Se esta tese vingar, restará, no
final, o indivíduo, sozinho, perante o Estado. Restarão o cidadão e o Estado.
Seremos mais fortes, assim? Ou mais
vulneráveis à manipulação e à instrumentalização e suscetíveis de depender,
exclusivamente, de um Estado que tudo parecerá saber e tudo nos oferecerá, de
forma paternalista e totalitária?
É por tudo isto que a oposição a estas
(só) aparentemente inofensivas mudanças legislativas se exige e impõe a cada um
dos que continuam a acreditar numa sociedade livre, onde somos seres que se
relacionam, não assentando a convivência no pressuposto da luta de classes e do
conflito, mas no da confiança e da solidariedade, em que Estado e sociedade (e,
nela, a família, como célula básica de um tecido com liames sempre frágeis e
que importa resolutamente proteger) se respeitam, cooperam, pois o Estado não é
fim em si mesmo, mas meio para a promoção da pessoa e da mesma sociedade.

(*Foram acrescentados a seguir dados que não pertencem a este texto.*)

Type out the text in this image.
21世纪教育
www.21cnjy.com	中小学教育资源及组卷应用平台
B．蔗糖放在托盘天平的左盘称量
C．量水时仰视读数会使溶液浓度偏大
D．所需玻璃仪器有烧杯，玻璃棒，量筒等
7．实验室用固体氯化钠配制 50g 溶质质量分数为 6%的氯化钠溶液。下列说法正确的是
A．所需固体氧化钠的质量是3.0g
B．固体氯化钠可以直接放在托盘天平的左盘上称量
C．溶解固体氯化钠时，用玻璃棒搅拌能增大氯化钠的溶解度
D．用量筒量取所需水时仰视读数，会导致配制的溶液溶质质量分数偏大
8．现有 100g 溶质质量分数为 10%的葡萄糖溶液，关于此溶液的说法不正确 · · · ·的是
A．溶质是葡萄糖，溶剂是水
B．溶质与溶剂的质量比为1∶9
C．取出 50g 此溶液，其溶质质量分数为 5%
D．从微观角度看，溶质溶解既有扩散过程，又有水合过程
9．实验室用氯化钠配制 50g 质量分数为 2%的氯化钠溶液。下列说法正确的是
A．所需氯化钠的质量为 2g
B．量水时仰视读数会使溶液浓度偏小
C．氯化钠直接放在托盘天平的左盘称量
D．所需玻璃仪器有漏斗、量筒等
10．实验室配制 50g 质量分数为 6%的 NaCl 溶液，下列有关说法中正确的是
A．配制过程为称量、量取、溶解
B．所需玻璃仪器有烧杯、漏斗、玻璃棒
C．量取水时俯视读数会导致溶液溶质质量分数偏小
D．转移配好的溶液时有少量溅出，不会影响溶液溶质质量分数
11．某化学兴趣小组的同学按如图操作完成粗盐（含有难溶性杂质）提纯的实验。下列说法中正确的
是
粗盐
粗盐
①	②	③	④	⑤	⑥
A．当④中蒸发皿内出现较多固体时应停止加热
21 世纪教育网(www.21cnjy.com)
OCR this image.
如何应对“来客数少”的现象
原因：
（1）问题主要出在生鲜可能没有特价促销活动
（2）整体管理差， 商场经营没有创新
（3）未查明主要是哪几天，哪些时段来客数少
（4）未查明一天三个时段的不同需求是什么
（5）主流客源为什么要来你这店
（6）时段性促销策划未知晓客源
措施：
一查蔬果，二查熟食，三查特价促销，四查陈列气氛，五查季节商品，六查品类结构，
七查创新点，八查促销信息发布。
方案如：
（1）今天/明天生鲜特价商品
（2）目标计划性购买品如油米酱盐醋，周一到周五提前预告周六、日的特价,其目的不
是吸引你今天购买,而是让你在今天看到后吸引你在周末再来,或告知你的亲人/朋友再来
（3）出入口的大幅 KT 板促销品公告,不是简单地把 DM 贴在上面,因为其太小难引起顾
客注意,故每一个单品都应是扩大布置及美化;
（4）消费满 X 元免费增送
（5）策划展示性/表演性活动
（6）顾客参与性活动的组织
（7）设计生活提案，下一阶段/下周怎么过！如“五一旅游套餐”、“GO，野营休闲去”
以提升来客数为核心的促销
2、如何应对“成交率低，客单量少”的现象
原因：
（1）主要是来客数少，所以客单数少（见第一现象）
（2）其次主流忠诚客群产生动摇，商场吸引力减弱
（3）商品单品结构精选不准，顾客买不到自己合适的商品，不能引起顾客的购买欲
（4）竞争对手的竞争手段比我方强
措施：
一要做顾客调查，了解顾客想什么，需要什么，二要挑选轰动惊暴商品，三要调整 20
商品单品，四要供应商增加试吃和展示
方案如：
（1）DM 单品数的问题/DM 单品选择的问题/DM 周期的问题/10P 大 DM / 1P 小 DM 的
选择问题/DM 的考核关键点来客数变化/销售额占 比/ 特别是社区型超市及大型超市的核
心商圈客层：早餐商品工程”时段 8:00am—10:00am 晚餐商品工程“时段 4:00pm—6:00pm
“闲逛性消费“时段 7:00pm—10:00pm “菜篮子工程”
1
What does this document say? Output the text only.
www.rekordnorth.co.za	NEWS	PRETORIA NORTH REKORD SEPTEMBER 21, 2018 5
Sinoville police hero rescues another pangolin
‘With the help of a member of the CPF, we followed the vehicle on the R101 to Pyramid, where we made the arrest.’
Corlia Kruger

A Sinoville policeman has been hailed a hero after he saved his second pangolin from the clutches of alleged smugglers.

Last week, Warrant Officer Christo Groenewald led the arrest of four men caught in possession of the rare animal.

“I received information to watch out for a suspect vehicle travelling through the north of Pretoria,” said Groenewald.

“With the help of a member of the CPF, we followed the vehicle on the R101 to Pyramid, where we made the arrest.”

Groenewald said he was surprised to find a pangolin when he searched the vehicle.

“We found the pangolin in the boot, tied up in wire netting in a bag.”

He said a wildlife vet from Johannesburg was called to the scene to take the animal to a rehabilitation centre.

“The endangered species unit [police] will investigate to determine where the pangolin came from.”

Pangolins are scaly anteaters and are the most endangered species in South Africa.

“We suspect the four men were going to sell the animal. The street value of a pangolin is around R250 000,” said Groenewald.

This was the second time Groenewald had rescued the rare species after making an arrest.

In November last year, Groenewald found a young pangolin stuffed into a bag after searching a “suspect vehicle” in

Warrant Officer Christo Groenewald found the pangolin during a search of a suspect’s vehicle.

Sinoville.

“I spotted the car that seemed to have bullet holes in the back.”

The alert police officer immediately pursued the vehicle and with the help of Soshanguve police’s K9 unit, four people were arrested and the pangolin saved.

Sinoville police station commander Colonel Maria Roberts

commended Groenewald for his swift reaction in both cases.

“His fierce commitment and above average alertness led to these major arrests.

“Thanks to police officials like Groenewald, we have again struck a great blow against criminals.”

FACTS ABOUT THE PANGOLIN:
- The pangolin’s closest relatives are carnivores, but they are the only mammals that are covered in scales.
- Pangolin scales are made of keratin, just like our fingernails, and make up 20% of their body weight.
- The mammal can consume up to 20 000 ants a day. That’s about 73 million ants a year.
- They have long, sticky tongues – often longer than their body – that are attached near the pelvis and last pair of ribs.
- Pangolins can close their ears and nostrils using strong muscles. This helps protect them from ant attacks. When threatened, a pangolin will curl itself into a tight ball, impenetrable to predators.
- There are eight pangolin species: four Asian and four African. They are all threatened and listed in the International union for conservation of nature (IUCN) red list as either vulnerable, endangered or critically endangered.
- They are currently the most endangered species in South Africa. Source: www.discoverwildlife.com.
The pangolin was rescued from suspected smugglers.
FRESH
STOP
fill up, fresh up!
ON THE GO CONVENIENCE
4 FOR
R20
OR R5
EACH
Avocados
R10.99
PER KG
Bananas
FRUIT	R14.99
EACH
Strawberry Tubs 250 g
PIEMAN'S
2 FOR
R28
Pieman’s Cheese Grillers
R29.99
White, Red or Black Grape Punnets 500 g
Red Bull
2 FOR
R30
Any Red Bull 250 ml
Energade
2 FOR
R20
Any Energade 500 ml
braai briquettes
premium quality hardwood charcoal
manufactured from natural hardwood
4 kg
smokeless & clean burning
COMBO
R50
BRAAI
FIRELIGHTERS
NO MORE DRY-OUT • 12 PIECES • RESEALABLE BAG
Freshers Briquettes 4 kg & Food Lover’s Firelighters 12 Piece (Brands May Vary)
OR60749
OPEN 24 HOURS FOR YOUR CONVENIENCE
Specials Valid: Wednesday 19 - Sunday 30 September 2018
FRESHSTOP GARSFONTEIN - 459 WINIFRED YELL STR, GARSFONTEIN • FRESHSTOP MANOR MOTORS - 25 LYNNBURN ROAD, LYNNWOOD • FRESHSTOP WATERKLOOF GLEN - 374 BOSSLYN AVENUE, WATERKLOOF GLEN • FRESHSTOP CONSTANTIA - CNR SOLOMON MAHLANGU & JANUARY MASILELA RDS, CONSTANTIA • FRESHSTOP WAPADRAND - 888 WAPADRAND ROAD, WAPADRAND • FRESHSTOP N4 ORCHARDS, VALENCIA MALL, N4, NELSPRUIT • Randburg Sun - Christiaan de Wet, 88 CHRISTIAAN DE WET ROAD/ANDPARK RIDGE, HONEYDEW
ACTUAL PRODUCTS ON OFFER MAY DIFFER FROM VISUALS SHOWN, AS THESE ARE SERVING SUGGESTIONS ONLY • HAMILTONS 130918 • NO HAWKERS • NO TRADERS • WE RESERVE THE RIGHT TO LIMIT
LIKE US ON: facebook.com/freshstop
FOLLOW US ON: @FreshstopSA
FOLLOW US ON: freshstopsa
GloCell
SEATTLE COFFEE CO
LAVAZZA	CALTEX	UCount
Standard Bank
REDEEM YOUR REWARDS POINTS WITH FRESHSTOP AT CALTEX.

Opor-se a este tipo de legislação é defender uma verdadeira sociedade
compassiva, capaz de sofrer, autenticamente, com o outro, não lançando sobre
todos os motivos do sofrimento de alguém, mas procurando solucionar, autentica
e comunitariamente, as causas do sofrimento. Impõe-se refletir, decidir em
conjunto, com olhos no todo de cada pessoa e não só no seu presente; ela também
é o seu futuro e o seu passado…
À família regressamos, quando tudo
desaba. Onde regressaremos, se já nem a família restar?